Betül Kaçar y Holly Rucker son dos científicas asociadas a la Universidad de Wisconsin-Madison (Estados Unidos) con un interés por conocer cómo era nuestro planeta hace millones de años, mucho antes de que los humanos apareciéramos.
Históricamente, reconocen, los investigadores que comparten líneas de investigación similares a las de ellas se han basado en las pruebas que han encontrado en los registros geológicos (rocas, sedimentos y fósiles, entre otros), para construir lo que sabemos de cómo era nuestro planeta hace miles de millones de años.
Sin embargo, creen las científicas, “estas importantes muestras de fósiles y rocas son escasas y, a menudo, se necesita un poco de suerte para encontrarlas”. Por eso, Kaçar y Rucker ven en la biología sintética, un campo de la ciencia que consiste en rediseñar organismos, modificándolos genéticamente, para complementar el trabajo que se hace en otros campos de estudio.
En su más reciente estudio, publicado en la revista Nature Communications y financiado por la NASA, Kaçar y Rucker resucitaron una enzima de 3.200 millones de años de antigüedad para estudiarla dentro de microbios vivos.
En esta oportunidad, las científicas eligieron una enzima llamada nitrogenasa, fundamental en el proceso que convierte el nitrógeno atmosférico en una forma utilizable por los organismos vivos.
“Elegimos una enzima que realmente marcó la pauta de la vida en este planeta y luego interrogamos su historia. Sin la nitrogenasa, no habría vida tal y como la conocemos”, explicó Kaçar, autora principal del estudio.
Por su parte, Rucker aseguró que “hace 3.000 millones de años, la Tierra era muy diferente a la que vemos hoy en día”. Para empezar, señalan las científicas, la atmósfera contenía más dióxido de carbono y metano y la vida consistía principalmente en microbios anaeróbicos, es decir, que no necesitaban oxígeno.
Por eso, para las investigadoras era clave comprender cómo estos microbios podían acceder al nitrógeno, un nutriente vital. Este trabajo, señalaron, “ofrece una imagen más nítida de cómo la vida persistió y evolucionó en el intervalo de tiempo anterior a que los organismos dependientes del oxígeno comenzaran a remodelar el planeta”.
Durante su investigación, Kaçar y Rucker se llevaron una sorpresa al comprobar que las huellas de la nitrogenasa que se vieron en el pasado son las mismas que se ven en la actualidad.

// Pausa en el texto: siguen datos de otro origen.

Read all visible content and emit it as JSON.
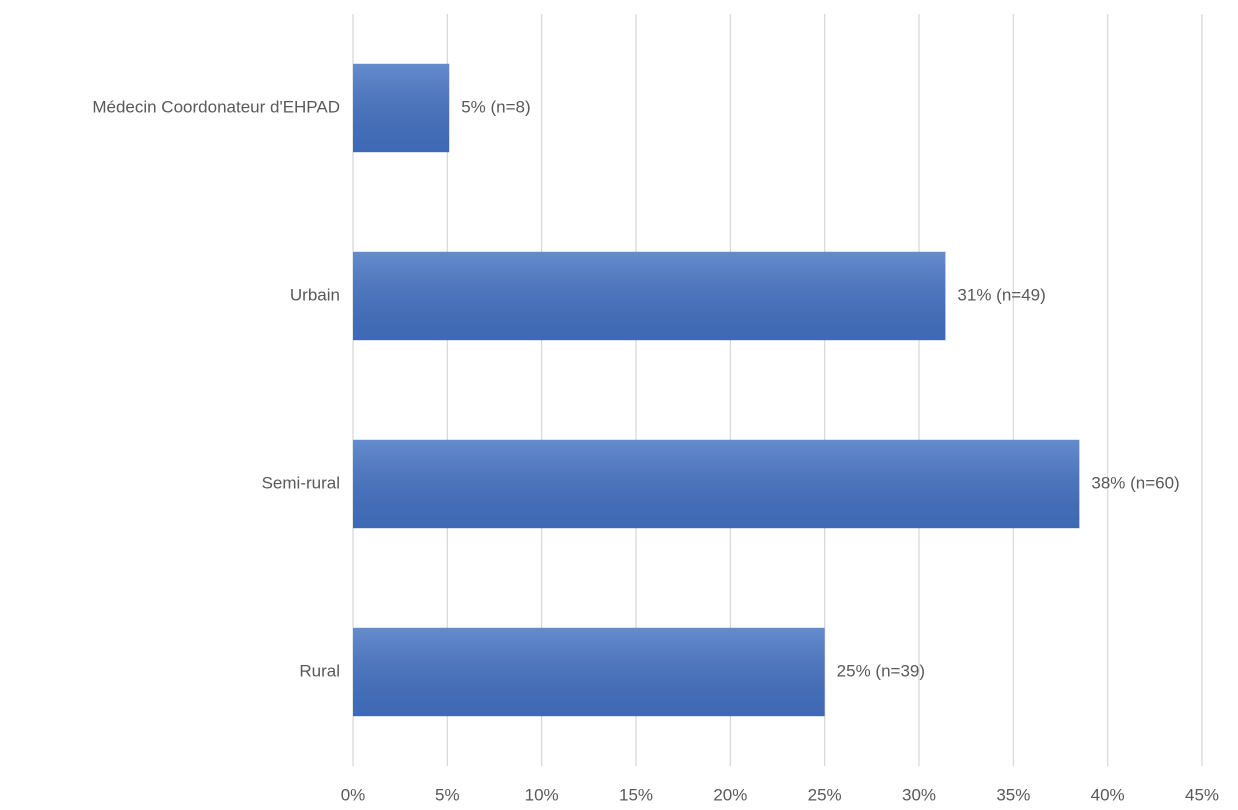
{
  "chart_data": {
    "type": "bar",
    "orientation": "horizontal",
    "categories": [
      "Médecin Coordonateur d'EHPAD",
      "Urbain",
      "Semi-rural",
      "Rural"
    ],
    "values": [
      5.1,
      31.4,
      38.5,
      25.0
    ],
    "value_labels": [
      "5% (n=8)",
      "31% (n=49)",
      "38% (n=60)",
      "25% (n=39)"
    ],
    "color": "#4472c4",
    "xlim": [
      0,
      45
    ],
    "xticks": [
      {
        "value": 0,
        "label": "0%"
      },
      {
        "value": 5,
        "label": "5%"
      },
      {
        "value": 10,
        "label": "10%"
      },
      {
        "value": 15,
        "label": "15%"
      },
      {
        "value": 20,
        "label": "20%"
      },
      {
        "value": 25,
        "label": "25%"
      },
      {
        "value": 30,
        "label": "30%"
      },
      {
        "value": 35,
        "label": "35%"
      },
      {
        "value": 40,
        "label": "40%"
      },
      {
        "value": 45,
        "label": "45%"
      }
    ],
    "grid": true
  }
}
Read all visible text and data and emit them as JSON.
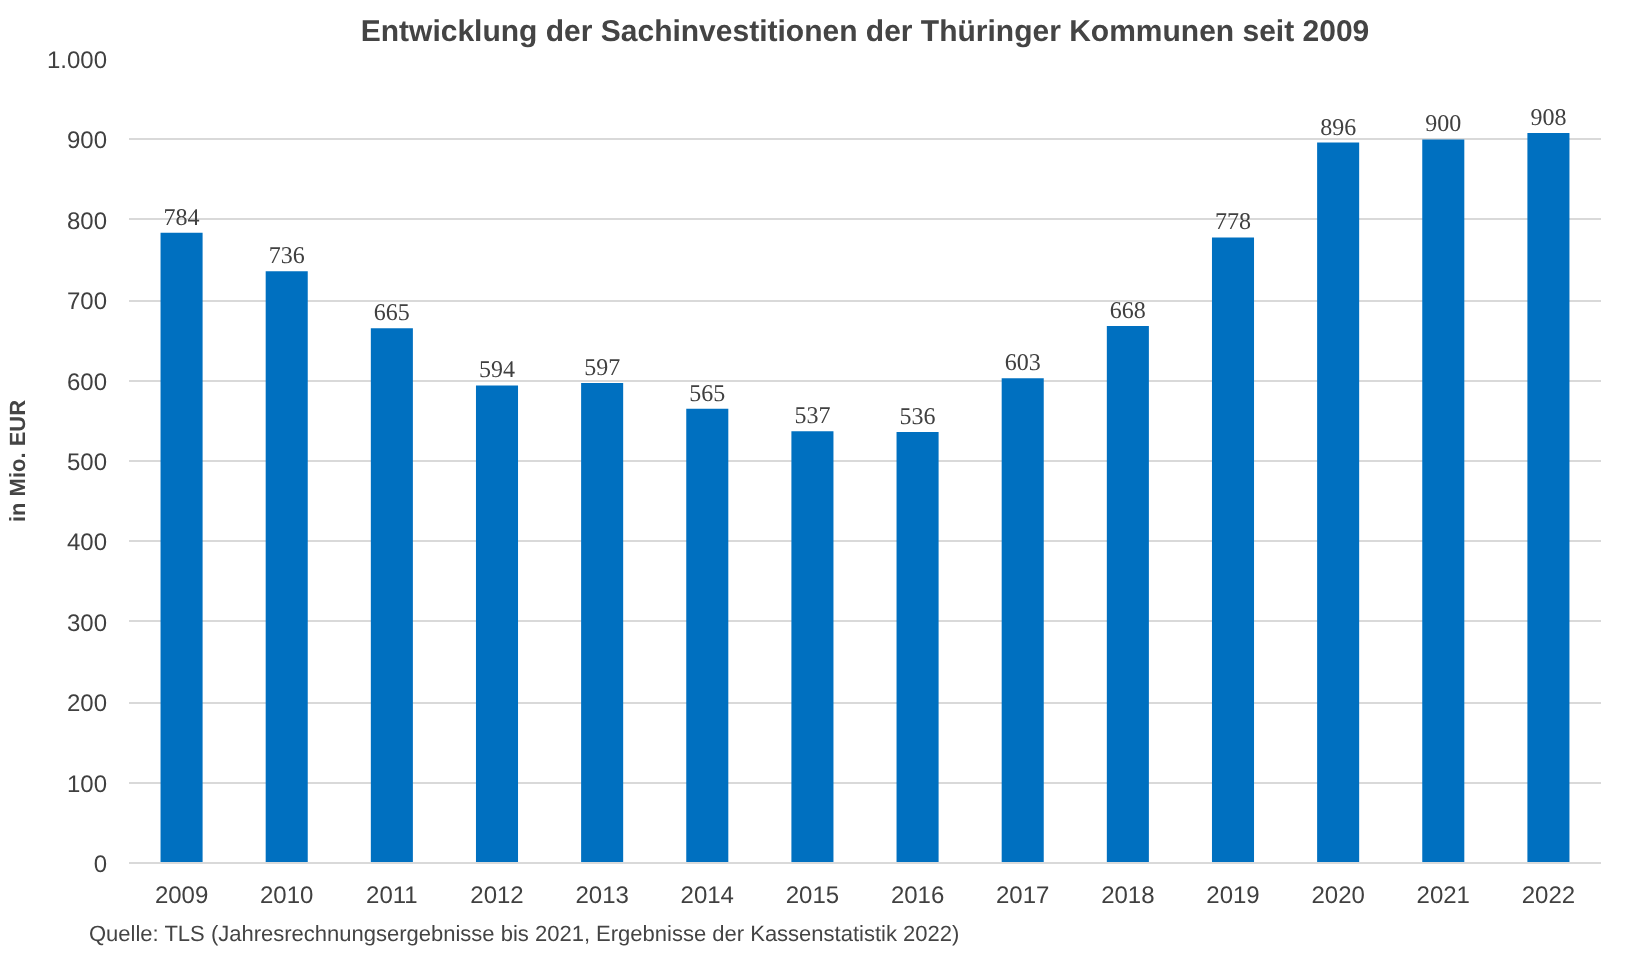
{
  "chart_data": {
    "type": "bar",
    "title": "Entwicklung der Sachinvestitionen der Thüringer Kommunen seit 2009",
    "ylabel": "in Mio. EUR",
    "categories": [
      "2009",
      "2010",
      "2011",
      "2012",
      "2013",
      "2014",
      "2015",
      "2016",
      "2017",
      "2018",
      "2019",
      "2020",
      "2021",
      "2022"
    ],
    "values": [
      784,
      736,
      665,
      594,
      597,
      565,
      537,
      536,
      603,
      668,
      778,
      896,
      900,
      908
    ],
    "color": "#0070c0",
    "ylim": [
      0,
      1000
    ],
    "yticks": [
      0,
      100,
      200,
      300,
      400,
      500,
      600,
      700,
      800,
      900,
      {
        "value": 1000,
        "label": "1.000"
      }
    ],
    "grid": "y",
    "data_labels": true,
    "annotations": [
      "Quelle: TLS (Jahresrechnungsergebnisse bis 2021, Ergebnisse der Kassenstatistik 2022)"
    ]
  }
}
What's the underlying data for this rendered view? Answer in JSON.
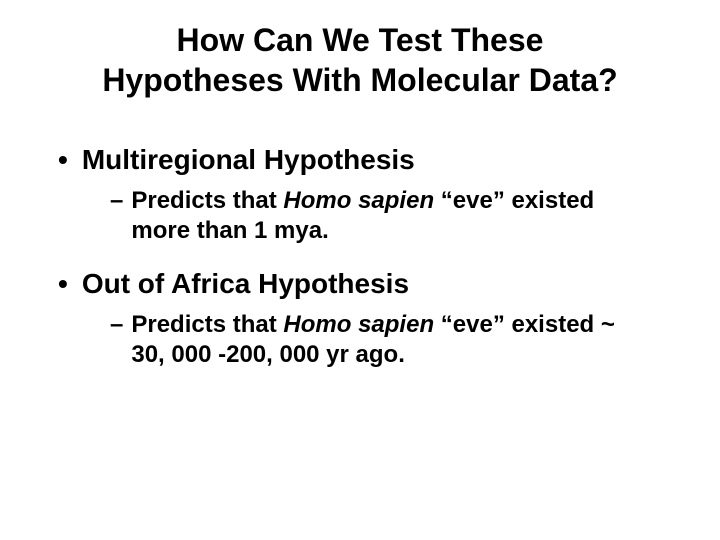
{
  "title": {
    "line1": "How Can We Test These",
    "line2": "Hypotheses With Molecular Data?",
    "fontsize": 32,
    "color": "#000000"
  },
  "bullets": {
    "level1_fontsize": 28,
    "level2_fontsize": 24,
    "color": "#000000",
    "items": [
      {
        "label": "Multiregional Hypothesis",
        "sub": {
          "prefix": "Predicts that ",
          "italic": "Homo sapien",
          "suffix": " “eve” existed more than 1 mya."
        }
      },
      {
        "label": "Out of Africa Hypothesis",
        "sub": {
          "prefix": "Predicts that ",
          "italic": "Homo sapien",
          "suffix": " “eve” existed ~ 30, 000 -200, 000 yr ago."
        }
      }
    ]
  },
  "background_color": "#ffffff"
}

Esto es clave, pues las investigadoras trabajan en un proyecto financiado por la NASA en el que se evalúan señales similares que puedan encontrarse en otros planetas.
En palabras de Kaçar, “como astrobiólogos, nos basamos en el conocimiento de nuestro planeta para comprender la vida en el universo. La búsqueda de vida comienza aquí, en nuestro hogar, y nuestro hogar tiene 4.000 millones de años”.
Por lo tanto, concluyó la científica, “necesitamos comprender nuestro propio pasado. Necesitamos comprender la vida que nos precedió, si queremos comprender la vida que nos espera y la vida en otros lugares”.